Es gibt ja diese Beobachtung, dass manchmal andere schon ahnen, wer man ist, bevor man selbst so richtig kapiert, was Sache ist. Jens Spahn weiß davon ein Lied zu singen: Als Jugendlicher – irgendwo zwischen frühpubertären 14 und aufbegehrenden 16 Jahren – bemerkte längst nicht nur er, dass er auf Jungs stand. Einen fixen Schlüsselmoment? "So funktioniert das im echten Leben nicht“, sagt Spahn trocken; vielmehr sei seine Sexualität langsam Teil seines Alltags geworden. Interessant, dass ausgerechnet ein kleines Dorf wie Ottenstein, seiner Heimat, recht gelassen mit dem Thema umging. Sogar an der katholisch geprägten Schule, auf der er war – von manchen vielleicht als besonders konservativ eingeschätzt – fühlte sich Spahn nicht weniger angenommen als an irgendeiner Durchschnittsschule. "Eigentlich sind katholische Schüler auch erstmal ganz normale Kinder und Jugendliche", so seine lakonische Bemerkung. Erst später habe er gemerkt, dass sein Outing keineswegs der Regelfall war. In direkten Gesprächen mit anderen wurde ihm deutlich: Viele erleben Ausgrenzung und Angst – da war sein eigener Verlauf eher ein Glücksfall. Aber, ganz ohne Kratzer läuft es nicht ab: Spahn kennt die typischen Sprüche in Bars – wenn man eben aus dem Raster fällt, gibt’s auch mal dumme Kommentare. Das bleibt dann doch hängen.
Jens Spahn erzählt, wie sein Coming-Out von Eltern, Freunden und sogar im katholischen Schulumfeld überwiegend wohlwollend aufgenommen wurde. Allerdings erkennt er im Austausch mit anderen, wie außergewöhnlich sein positives Erlebnis ist, denn viele müssen mit Zurückweisung und Diskriminierung rechnen. Auch bei Spahn gab es negative Erfahrungen – insbesondere im Alltag; dennoch überwiegt bei ihm die Dankbarkeit für die Offenheit seines Umfelds.
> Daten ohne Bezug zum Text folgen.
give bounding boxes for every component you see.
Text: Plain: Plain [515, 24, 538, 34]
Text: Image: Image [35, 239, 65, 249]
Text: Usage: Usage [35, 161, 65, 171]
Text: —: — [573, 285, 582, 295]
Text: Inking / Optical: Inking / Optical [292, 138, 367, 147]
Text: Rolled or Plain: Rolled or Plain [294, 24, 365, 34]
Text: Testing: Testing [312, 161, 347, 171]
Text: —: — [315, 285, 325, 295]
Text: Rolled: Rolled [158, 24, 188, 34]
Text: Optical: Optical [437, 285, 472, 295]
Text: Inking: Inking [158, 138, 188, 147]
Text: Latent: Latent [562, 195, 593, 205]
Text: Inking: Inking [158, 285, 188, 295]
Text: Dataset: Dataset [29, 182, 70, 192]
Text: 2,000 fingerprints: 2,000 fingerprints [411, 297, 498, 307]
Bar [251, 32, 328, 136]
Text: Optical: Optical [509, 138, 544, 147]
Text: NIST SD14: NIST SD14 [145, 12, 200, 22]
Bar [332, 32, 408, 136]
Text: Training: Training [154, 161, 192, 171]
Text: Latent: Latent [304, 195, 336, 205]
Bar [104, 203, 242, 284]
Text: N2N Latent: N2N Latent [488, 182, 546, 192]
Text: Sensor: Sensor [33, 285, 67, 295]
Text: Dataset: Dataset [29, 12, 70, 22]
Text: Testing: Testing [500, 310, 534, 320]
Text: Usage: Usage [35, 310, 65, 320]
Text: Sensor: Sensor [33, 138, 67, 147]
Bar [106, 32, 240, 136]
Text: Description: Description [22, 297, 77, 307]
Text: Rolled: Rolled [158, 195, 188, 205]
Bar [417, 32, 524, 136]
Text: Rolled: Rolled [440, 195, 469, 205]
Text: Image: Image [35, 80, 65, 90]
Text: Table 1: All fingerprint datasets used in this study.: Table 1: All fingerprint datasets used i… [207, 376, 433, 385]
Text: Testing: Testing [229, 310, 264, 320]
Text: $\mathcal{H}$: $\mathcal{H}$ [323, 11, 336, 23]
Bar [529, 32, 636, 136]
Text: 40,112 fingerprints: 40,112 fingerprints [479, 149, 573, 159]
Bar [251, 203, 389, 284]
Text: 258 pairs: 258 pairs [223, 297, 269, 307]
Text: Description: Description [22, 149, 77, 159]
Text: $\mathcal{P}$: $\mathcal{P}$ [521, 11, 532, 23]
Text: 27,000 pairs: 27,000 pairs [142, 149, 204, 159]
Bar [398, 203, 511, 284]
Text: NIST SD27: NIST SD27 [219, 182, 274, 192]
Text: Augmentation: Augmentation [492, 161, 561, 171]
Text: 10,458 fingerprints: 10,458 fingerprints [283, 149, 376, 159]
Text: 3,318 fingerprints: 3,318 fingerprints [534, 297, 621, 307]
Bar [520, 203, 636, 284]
Neuere Berichte zeigen, dass das Thema LGBTQ+ und Coming-Out in Deutschland weiterhin kontrovers diskutiert wird, etwa rund um die Rechte von queeren Menschen, den Umgang in Schulen sowie gesellschaftlichen Rückhalt. Laut aktuellen Artikeln wächst die gesellschaftliche Akzeptanz, gleichzeitig gibt es aber regionale Unterschiede und Sorgen um ein Wiedererstarken von Diskriminierung angesichts rechtspopulistischer Tendenzen. Offenheit von Persönlichkeiten wie Jens Spahn gelten dabei als wichtige Zeichen – aber es bleibt noch viel zu tun beim Thema gleichberechtigtes Miteinander sowie im Schutz vor Hass und Ausgrenzung.